ÜZERİNE BOLCA LİMON SIKIN
C vitamini balıkta en az bulunan vitaminlerdendir. Beslenme ve Diyet Uzmanı Aybala Dönmez, bu nedenle balığı bol limonla tüketmemiz gerektiğini belirterek, “Omega-3 kalp ve damar sağlığını korumak ve vücut direncini artırmak için vücudumuzda üretilmeyen, mutlaka dışarıdan almamız gereken önemli bir yağ asididir. Limonda bulunan C vitamini ve antioksidanlar da Omega-3’ün vücutta kullanımını artırırlar.” diyor. Siz de salatalarınıza ve balığın üzerine limon sıkarak hem lezzetini hem de sağlığa olumlu etkilerini artırabilirsiniz.
SOĞAN, SARIMSAK ŞART!
Balığın vazgeçilmezi soğan ve sarımsağın içeriklerinde bulunan kuersetin gibi antioksidanlar, bağışıklık sistemimizin daha da güçlenmesine katkı sağlarlar. Yapılan klinik çalışmalarda, balığın içerdiği Omega-3 yağ asitlerinin kan basıncı ve kandaki yağların düzeylerini düşürerek insülin direncini azaltabildiği gösteriliyor. Özellikle yüksek kan şekeri seviyesine sahipseniz, balığın yanında tüketeceğiniz soğanla daha dengeli kan şekeri seviyesi elde edebilirsiniz. YEŞİL SALATASIZ OLMAZ Balığın yanına çok yakışan yeşil salatayı ise asla ihmal etmeyin. Marul, göbek ve maydanoz gibi yeşil yapraklı sebzeler ve üzerine sıktığınız limonla C vitamini miktarını yükseltebilir, bu sayede balıkta bulunan Omega-3’ün emilimini de yükseltebilirsiniz.

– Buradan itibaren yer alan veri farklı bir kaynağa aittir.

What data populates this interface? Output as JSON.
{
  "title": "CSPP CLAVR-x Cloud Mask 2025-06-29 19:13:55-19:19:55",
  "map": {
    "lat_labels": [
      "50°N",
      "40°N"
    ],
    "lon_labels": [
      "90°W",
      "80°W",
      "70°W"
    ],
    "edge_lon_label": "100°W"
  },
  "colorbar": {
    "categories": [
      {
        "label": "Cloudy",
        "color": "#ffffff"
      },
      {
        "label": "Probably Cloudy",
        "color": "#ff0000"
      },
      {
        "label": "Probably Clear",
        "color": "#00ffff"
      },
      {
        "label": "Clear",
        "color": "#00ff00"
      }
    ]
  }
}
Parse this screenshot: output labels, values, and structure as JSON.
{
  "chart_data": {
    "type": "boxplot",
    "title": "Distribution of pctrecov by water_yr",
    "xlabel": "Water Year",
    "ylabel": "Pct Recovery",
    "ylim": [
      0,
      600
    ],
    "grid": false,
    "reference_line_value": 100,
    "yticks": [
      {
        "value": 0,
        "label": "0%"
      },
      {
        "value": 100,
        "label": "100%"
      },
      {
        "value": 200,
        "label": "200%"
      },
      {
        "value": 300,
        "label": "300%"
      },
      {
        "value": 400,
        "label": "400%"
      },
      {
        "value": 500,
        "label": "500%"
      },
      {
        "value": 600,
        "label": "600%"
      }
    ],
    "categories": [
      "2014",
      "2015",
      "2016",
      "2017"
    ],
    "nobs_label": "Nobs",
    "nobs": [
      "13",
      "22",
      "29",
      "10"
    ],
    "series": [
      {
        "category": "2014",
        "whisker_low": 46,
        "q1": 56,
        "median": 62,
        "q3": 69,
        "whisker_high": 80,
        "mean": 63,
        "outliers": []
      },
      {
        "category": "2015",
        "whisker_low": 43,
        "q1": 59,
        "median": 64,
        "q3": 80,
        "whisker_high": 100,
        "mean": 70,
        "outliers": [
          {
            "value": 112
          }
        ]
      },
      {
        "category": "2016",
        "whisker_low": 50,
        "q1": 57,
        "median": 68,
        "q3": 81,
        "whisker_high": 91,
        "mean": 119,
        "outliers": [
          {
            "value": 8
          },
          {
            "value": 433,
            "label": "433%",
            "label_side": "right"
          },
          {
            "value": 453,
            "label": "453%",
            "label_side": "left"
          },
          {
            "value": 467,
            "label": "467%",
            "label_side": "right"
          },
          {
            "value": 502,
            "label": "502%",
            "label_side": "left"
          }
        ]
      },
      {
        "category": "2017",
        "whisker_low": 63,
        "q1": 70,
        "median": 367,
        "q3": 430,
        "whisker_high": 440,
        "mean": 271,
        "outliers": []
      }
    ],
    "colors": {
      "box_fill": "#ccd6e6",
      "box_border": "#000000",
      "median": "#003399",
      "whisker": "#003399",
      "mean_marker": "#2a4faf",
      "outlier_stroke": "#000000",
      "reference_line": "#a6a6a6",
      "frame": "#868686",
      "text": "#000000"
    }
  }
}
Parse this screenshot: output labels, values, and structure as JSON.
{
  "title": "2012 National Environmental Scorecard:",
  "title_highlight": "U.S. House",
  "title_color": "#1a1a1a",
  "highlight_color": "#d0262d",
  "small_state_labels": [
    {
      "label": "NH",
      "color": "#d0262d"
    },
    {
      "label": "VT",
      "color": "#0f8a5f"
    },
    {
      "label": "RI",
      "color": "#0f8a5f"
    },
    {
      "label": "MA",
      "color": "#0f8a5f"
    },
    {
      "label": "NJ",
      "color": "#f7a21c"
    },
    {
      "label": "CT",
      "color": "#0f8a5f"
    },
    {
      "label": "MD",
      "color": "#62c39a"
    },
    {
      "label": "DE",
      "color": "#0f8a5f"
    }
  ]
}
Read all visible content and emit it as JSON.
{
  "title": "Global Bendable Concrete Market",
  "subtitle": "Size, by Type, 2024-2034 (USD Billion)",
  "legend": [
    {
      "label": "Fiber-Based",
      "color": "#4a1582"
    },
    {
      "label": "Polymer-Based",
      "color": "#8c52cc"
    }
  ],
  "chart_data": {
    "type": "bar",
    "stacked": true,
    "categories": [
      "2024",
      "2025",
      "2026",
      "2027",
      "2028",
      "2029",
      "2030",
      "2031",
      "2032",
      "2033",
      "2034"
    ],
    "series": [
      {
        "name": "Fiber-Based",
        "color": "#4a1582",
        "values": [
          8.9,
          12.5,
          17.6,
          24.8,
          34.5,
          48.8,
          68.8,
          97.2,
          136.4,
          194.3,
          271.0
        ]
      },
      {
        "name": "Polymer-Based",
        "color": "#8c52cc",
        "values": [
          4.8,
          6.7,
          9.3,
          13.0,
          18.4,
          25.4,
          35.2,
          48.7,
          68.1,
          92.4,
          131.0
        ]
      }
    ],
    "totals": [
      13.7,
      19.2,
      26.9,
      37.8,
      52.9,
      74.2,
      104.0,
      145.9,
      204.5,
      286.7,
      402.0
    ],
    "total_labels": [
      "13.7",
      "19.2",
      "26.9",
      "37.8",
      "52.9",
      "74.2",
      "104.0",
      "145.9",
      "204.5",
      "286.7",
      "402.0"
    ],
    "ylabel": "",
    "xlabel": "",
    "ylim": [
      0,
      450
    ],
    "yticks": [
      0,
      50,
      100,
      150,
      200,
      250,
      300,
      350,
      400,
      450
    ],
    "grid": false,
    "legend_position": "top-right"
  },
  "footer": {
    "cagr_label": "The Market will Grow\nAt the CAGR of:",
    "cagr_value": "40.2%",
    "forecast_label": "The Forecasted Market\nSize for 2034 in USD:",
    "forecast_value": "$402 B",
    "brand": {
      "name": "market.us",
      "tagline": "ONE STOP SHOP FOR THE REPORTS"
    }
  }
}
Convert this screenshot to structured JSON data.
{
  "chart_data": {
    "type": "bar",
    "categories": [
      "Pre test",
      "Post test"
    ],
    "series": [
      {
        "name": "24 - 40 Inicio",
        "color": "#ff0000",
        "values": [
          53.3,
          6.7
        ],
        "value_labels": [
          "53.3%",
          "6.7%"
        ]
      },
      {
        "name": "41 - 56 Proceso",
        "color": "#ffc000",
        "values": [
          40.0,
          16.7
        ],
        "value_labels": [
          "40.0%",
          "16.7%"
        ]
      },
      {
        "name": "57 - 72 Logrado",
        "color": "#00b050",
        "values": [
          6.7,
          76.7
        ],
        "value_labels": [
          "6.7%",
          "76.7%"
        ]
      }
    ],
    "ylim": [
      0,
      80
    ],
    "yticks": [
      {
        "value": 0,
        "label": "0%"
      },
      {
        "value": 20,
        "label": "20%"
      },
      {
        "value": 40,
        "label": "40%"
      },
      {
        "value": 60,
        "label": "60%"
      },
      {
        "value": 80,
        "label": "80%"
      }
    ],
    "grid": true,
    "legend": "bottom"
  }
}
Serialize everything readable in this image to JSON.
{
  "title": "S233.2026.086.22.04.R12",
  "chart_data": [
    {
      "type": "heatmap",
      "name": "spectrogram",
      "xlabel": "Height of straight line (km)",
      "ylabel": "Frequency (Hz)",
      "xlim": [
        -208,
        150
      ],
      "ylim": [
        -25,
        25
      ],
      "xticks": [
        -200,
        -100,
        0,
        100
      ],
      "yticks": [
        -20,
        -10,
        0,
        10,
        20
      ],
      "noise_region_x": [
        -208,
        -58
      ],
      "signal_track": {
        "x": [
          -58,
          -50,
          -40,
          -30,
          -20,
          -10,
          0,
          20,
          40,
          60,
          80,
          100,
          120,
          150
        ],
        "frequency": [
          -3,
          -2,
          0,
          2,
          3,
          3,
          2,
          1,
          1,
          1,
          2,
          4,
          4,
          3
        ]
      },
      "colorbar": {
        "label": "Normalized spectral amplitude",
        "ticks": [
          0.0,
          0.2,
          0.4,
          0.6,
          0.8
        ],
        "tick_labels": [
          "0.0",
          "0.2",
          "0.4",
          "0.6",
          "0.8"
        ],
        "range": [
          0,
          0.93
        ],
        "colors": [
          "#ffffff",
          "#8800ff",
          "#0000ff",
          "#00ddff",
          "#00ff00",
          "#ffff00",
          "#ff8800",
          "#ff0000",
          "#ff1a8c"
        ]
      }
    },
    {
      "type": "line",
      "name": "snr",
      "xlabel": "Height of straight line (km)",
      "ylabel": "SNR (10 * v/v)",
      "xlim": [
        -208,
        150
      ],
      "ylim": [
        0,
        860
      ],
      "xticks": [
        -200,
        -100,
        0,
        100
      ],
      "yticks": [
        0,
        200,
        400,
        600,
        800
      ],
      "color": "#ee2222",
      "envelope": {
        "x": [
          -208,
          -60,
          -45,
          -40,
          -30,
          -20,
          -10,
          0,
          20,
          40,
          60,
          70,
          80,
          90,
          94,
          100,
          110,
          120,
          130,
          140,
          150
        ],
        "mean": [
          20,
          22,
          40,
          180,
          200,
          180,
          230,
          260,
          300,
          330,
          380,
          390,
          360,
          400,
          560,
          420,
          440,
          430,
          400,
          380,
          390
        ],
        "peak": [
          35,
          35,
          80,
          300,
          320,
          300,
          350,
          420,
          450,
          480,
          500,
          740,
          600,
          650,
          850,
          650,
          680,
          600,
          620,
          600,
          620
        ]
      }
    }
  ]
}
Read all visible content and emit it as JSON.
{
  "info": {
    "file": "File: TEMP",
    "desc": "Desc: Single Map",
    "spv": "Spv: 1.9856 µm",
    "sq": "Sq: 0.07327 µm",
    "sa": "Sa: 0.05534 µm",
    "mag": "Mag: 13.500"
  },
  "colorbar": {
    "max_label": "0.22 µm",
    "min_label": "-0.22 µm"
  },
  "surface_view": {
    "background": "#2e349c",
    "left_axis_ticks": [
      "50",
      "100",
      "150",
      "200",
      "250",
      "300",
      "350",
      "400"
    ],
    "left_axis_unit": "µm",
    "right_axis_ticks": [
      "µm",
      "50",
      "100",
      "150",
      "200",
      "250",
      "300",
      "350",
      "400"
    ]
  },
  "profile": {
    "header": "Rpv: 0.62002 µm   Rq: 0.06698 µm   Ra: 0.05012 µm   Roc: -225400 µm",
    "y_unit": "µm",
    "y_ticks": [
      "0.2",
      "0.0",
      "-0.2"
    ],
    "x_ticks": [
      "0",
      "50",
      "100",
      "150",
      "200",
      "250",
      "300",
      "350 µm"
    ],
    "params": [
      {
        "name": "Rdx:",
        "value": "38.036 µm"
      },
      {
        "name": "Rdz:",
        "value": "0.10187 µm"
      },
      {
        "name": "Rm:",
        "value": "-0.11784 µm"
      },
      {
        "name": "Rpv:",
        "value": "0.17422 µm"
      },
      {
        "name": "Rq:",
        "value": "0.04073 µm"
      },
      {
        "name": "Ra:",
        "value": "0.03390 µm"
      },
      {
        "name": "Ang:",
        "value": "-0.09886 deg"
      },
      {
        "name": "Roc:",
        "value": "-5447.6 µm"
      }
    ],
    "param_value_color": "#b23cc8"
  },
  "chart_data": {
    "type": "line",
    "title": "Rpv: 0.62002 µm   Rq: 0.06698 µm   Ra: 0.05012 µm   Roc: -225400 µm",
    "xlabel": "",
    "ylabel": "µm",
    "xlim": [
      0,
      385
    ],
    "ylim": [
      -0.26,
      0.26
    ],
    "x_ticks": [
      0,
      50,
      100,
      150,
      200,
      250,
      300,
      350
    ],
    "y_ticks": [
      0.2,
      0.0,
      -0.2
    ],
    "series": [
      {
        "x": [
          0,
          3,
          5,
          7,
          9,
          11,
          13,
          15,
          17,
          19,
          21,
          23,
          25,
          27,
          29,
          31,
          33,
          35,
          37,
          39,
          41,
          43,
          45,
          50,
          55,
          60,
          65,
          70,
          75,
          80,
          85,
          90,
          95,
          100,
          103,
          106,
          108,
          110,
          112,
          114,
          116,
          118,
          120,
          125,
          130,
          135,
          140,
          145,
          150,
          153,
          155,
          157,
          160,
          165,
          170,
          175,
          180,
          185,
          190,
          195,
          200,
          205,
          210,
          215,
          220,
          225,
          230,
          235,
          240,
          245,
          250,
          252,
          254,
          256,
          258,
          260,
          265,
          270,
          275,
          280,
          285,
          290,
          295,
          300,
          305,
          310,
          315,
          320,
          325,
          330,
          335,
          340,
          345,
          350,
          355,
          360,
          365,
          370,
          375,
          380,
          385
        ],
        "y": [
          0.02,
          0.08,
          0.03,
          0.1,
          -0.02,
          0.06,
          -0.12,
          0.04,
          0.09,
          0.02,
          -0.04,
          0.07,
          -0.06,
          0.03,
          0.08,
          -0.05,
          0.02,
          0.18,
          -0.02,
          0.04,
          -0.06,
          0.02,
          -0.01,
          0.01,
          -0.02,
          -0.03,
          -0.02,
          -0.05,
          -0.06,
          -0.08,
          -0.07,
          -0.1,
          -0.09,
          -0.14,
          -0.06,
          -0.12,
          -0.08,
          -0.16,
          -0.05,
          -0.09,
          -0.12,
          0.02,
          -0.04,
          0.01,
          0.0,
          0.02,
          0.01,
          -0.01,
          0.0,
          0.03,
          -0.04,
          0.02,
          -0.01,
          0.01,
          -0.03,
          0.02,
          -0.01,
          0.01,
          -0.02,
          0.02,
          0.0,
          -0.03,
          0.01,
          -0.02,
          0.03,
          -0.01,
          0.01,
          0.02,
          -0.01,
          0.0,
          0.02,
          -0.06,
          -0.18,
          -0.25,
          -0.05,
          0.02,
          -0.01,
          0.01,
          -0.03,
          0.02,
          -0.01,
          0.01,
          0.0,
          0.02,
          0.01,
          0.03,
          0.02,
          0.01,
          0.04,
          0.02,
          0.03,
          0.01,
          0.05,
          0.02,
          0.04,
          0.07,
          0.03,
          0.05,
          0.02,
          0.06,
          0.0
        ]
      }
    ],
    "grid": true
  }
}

ODA SICAKLIĞINDA İKİ SAATTEN FAZLA BEKLETMEYİN
“Balıktan en yüksek faydayı alabilmek için dikkat etmeniz gereken en önemli nokta, balığın taze olması.” diyen Aybala Dönmez, taze balığın özelliklerini ise şöyle anlatıyor: “Balığın gözleri parlak, solungaçları kırmızı-pembe ve derisi gergin olmalı. Kokmamalı ve pulları ellerinizi sürdüğünüzde hemen dökülmemeli. Ayrıca üzerine bastırdığınızda yüzeyinde çökme meydana gelmemeli.” Taze balıkların, pullarını ve içini temizledikten sonra uygun bir kapta, buzdolabında 1-2 gün, derin dondurucuda ise 3-6 aydan fazla saklanabileceğini belirten Aybala Dönmez, “Balığın satın aldıktan veya buzdolabından çıkardıktan sonra oda sıcaklığında iki saatten fazla bekletilmeden tüketilmesi besin değeri kayıplarını azaltırken, bozulmaya bağlı gıda zehirlenmesini de önleyebiliyor.” diyor.